Ilman mengatakan, masing-masing sekolah telah dibagi zonasinya berdasarkan wilayah kelurahan. Untuk SMPN 19 Palu hanya boleh menerima siswa dari tiga kelurahan yaitu Kelurahan Tondo, Kelurahan Layana, dan Kelurahan Talise Valangguni.

Menurut Ilman, penerapan sistem zonasi sangat menguntungkan sekolah-sekolah yang berada di pinggiran Kota Palu. Sebab, sebelum adanya sistem zonasi, sekolah yang berada di pinggiran selalu kekurangan siswa, karena siswa lebih menginginkan untuk bersekolah di pusat Kota Palu.

“Tetapi dengan adanya sistem zonasi, hal itu tidak bisa lagi dilakukan seenaknya.

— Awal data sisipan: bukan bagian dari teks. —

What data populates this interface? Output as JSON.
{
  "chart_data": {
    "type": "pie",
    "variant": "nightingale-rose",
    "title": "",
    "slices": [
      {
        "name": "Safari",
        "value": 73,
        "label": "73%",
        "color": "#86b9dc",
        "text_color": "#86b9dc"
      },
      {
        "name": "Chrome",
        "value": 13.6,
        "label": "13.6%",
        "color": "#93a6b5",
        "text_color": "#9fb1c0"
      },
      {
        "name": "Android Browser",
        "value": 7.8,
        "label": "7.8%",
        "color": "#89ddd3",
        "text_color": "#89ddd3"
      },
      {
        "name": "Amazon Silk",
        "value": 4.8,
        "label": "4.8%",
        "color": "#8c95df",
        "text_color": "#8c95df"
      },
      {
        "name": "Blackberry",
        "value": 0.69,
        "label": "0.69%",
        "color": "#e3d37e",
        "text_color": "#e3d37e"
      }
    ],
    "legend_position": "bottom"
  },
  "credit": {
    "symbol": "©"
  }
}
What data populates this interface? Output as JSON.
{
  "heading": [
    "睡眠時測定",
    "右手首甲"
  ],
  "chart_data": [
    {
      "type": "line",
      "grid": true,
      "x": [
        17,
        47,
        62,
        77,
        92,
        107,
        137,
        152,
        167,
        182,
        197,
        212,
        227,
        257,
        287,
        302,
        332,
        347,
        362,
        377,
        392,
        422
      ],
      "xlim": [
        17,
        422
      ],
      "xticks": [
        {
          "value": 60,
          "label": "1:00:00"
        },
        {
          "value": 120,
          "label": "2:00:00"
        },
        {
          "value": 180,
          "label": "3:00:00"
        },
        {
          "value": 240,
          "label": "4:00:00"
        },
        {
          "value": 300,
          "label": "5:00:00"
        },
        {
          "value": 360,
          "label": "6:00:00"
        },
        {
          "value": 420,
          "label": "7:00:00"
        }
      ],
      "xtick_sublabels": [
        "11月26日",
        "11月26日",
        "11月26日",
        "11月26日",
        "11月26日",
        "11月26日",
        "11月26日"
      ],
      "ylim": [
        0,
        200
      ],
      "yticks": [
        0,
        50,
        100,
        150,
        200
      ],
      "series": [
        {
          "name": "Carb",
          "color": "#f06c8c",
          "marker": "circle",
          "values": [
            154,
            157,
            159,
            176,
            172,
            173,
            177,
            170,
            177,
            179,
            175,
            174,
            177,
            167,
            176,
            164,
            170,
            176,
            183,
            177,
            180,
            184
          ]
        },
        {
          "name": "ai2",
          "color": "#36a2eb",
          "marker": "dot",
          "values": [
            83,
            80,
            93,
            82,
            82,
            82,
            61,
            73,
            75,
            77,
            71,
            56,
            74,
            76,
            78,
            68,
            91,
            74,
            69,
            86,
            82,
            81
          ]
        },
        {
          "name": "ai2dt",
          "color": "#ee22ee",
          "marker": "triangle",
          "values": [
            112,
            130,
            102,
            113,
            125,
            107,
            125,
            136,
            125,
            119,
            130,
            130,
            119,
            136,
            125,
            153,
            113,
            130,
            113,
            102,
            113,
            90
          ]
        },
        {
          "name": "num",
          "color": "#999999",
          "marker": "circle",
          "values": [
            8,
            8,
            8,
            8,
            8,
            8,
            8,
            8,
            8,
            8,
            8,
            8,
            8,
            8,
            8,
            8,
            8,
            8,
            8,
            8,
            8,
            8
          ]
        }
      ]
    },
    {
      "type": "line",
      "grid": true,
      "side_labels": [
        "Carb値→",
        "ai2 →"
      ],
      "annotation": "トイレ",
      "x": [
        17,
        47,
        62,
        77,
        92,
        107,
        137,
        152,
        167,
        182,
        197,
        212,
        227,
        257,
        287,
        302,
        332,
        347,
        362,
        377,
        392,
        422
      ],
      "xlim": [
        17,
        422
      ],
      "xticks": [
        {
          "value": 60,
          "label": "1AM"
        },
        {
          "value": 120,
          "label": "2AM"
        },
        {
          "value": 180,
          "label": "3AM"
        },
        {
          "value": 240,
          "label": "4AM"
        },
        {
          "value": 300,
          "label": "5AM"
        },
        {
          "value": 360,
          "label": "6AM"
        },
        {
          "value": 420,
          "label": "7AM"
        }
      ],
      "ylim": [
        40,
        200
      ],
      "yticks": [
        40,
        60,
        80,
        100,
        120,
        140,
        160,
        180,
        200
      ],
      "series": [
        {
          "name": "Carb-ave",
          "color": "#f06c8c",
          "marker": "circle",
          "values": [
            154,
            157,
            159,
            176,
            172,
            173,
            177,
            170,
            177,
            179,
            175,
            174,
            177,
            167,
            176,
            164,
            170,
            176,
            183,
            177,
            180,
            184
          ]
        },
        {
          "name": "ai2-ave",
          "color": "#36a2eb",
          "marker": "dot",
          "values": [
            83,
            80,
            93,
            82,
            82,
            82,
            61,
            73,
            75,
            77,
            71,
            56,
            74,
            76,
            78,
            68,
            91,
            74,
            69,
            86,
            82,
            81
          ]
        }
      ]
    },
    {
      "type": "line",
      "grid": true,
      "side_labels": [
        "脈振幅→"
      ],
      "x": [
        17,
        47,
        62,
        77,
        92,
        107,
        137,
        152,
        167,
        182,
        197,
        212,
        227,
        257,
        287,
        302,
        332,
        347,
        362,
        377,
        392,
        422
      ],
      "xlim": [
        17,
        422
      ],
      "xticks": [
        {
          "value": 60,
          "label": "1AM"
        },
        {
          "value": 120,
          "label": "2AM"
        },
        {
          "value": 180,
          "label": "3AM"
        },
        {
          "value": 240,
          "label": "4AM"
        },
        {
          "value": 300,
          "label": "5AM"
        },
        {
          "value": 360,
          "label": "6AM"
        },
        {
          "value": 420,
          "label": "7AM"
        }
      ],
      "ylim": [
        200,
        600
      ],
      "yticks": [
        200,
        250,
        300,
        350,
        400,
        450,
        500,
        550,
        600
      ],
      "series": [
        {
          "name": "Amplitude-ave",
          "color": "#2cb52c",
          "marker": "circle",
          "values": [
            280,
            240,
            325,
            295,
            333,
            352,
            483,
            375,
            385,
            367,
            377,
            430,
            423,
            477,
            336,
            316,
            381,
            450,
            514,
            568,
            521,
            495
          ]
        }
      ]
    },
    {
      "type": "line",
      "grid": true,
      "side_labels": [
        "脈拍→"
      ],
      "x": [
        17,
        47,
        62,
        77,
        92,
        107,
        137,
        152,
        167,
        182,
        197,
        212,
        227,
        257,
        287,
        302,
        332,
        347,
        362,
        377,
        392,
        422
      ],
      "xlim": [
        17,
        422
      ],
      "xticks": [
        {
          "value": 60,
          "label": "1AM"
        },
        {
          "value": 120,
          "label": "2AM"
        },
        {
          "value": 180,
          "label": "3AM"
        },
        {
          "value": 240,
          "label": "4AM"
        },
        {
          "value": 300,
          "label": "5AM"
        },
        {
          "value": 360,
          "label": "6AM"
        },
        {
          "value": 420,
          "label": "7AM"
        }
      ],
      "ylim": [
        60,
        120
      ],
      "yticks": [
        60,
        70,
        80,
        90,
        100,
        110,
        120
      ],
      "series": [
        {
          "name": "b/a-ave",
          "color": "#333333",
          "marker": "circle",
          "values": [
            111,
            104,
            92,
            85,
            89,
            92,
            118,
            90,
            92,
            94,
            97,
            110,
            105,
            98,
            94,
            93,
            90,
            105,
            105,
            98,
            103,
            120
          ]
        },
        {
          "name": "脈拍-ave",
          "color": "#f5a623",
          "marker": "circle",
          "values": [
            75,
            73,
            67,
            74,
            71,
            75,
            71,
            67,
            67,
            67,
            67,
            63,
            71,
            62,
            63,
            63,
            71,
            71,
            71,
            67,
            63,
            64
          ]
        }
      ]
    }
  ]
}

Hal ini merupakan kesyukuran kami,” ungkapnya.

Namun kata Ilman, walaupun sudah diterapkan sistem zonasi, ternyata masih ada sejumlah sekolah kekurangan siswa, hal itu diakibatkan semakin banyaknya sekolah swasta.

“Tetapi, untuk menutupi hal itu, tahun ini sekolah diberikan kewenangan untuk menerima siswa yang berasal dari luar Kota Palu,” katanya.

Ilman berharap, pelaksanaan PPDB tingkat SMP se-Kota Palu yang akan dimulai pada 24 Juni mendatang dapat berjalan lancar, serta semua sekolah dapat menerapkan sistem zonasi secara tegas berdasarkan kesepakatan yang sudah dibangun.